Importing The University of Huddersfield’s researcher information.
One of the main avenues through which we hope to build up the Names core record set is through harvesting information about researchers at the repository level. There are currently two methods by which a repository can make their data accessible for use within the Names project. The first method is to submit their data to us by producing a data extract of their researcher information that conforms to our Data Format Specification. The second method requires the institution to be running EPrints 3.2.1 or above as their repository software, and was recently explored with The University of Huddersfield.
EPrints 3.2.1 and above provides semantic web support, including data export in RDF+XML. By developing specific classes to read the data output using Jena we are able to harvest data from the source to be used by our matching and disambiguation algorithms against the existing Names records. To test this out we recently collaborated with The University of Huddersfield to try and extract and disambiguate the creators from their EPrints repository.
The first, and simplest step, was to export Huddersfield’s EPrints data as RDF from their repository (http://eprints.hud.ac.uk/id/dump). Once we had done this we could easily process the resulting RDF+XML file, using our disambiguation algorithms to try and match creators identified in the document against existing individuals identified within the Names Service. Two types of creator were defined in the RDF dump: those that were internal (belong to the institution) and those that were external (don’t belong to the institution). Because the amount of disambiguating data pertaining to the external individuals was limited we decided to only process internal creators to help increase accuracy of the results, and reduce the noise of creating many files with sparse information.
Processing and testing of the Huddersfield data has been an iterative process, and we used the exercise to both contribute to our records and also help improve the accuracy of our disambiguation algorithms. After an initial run we managed to identify ~550 unique individuals, but we needed to quality assure these results in order to ascertain how accurate the matching was. In order to do this, two reports were produced, one containing potentially mis-matched records (records which contained information from two or more individuals), and one containing potentially non-matched records (separate records which contain information about the same individual). We discovered around ~300 potential mis-matches and ~200 potential non-matches.

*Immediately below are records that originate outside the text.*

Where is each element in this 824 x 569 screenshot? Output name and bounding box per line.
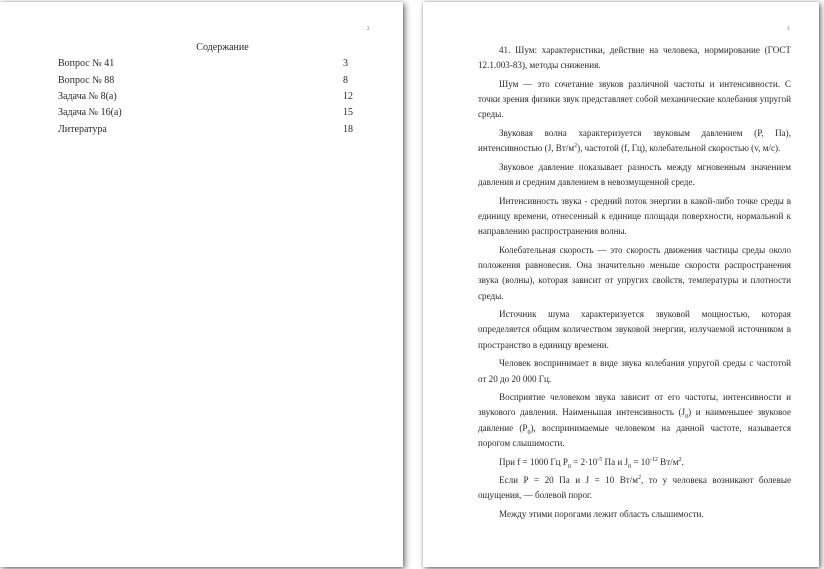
toc-entry-page: 18 <box>343 124 353 135</box>
toc-entry-label: Литература <box>58 124 107 135</box>
right-page <box>423 2 819 567</box>
toc-title: Содержание <box>196 42 249 53</box>
paragraph: Источник шума характеризуется звуковой мощностью, которая определяется общим количеством звуковой энергии, излучаемой источником в пространство в единицу времени. <box>478 309 791 350</box>
toc-entry-page: 8 <box>343 75 348 86</box>
toc-entry-label: Задача № 16(а) <box>58 107 122 118</box>
paragraph: Звуковая волна характеризуется звуковым давлением (Р, Па), интенсивностью (J, $Вт/м^2$), частотой (f, Гц), колебательной скоростью (v, м/с). <box>478 128 791 154</box>
formula-line: При f = 1000 Гц $P_0 = 2\cdot 10^{-5}$ Па и $J_0 = 10^{-12}$ $Вт/м^2$. <box>499 456 684 470</box>
page-number: 3 <box>787 27 790 32</box>
toc-entry-label: Вопрос № 41 <box>58 58 115 69</box>
paragraph: Звуковое давление показывает разность между мгновенным значением давления и средним давлением в невозмущенной среде. <box>478 161 791 188</box>
toc-entry-label: Задача № 8(а) <box>58 91 117 102</box>
toc-entry-label: Вопрос № 88 <box>58 75 115 86</box>
paragraph: Интенсивность звука - средний поток энергии в какой-либо точке среды в единицу времени, отнесенный к единице площади поверхности, нормальной к направлению распространения волны. <box>478 195 791 237</box>
toc-entry-page: 15 <box>343 107 353 118</box>
page-number: 2 <box>367 27 370 32</box>
paragraph: Человек воспринимает в виде звука колебания упругой среды с частотой от 20 до 20 000 Гц. <box>478 358 791 384</box>
paragraph: Восприятие человеком звука зависит от его частоты, интенсивности и звукового давления. Наименьшая интенсивность $(J_0)$ и наименьшее звуковое давление $(P_0)$, воспринимаемые человеком на данной частоте, называется порогом слышимости. <box>478 392 792 448</box>
left-page <box>0 2 403 567</box>
section-heading: 41. Шум: характеристики, действие на человека, нормирование (ГОСТ 12.1.003-83), методы снижения. <box>478 45 791 71</box>
paragraph: Между этими порогами лежит область слышимости. <box>499 509 704 520</box>
toc-entry-page: 3 <box>343 58 348 69</box>
paragraph: Если Р = 20 Па и J = 10 $Вт/м^2$, то у человека возникают болевые ощущения, — болевой порог. <box>478 475 792 501</box>
paragraph: Колебательная скорость — это скорость движения частицы среды около положения равновесия. Она значительно меньше скорости распространения звука (волны), которая зависит от упругих свойств, температуры и плотности среды. <box>478 244 791 301</box>
body-text <box>478 43 791 526</box>
paragraph: Шум — это сочетание звуков различной частоты и интенсивности. С точки зрения физики звук представляет собой механические колебания упругой среды. <box>478 78 791 120</box>
toc-entry-page: 12 <box>343 91 353 102</box>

A team at the British Library with specialist skills were made available to quality assure the results, analysing each of the potential mis-matches to see whether an actual mis-match occurred, and analysing a sample of the potential non-matches to see whether a match should have occurred and why. The results of the mis-matches were encouraging, with 0 mis-matches found, however the results of the non-matches indicated that around 80% of the potential non-matches were actual non-matches.
Using this information we were able to fix a software bug, and also make further tweaks to the disambiguation algorithms to reduce the level of non-matches. After a further round of quality assurance by the British Library we discovered that we had reduced the number of non-matches to around 50% and the remaining cases were deemed impossible to match by automated means. These final records were merged manually.
Once all identified individuals had either been matched with an existing names identifier or assigned a new one we were able to return a list of assigned names identifiers to Huddersfield.
Some of the identifiers and records created or added to as part of this exercise are listed here:
1. http://names.mimas.ac.uk/individual/46934 (a record created purely from Huddersfield data)
2. http://names.mimas.ac.uk/individual/6831 (a record which already existed, but had Huddersfield data merged into it).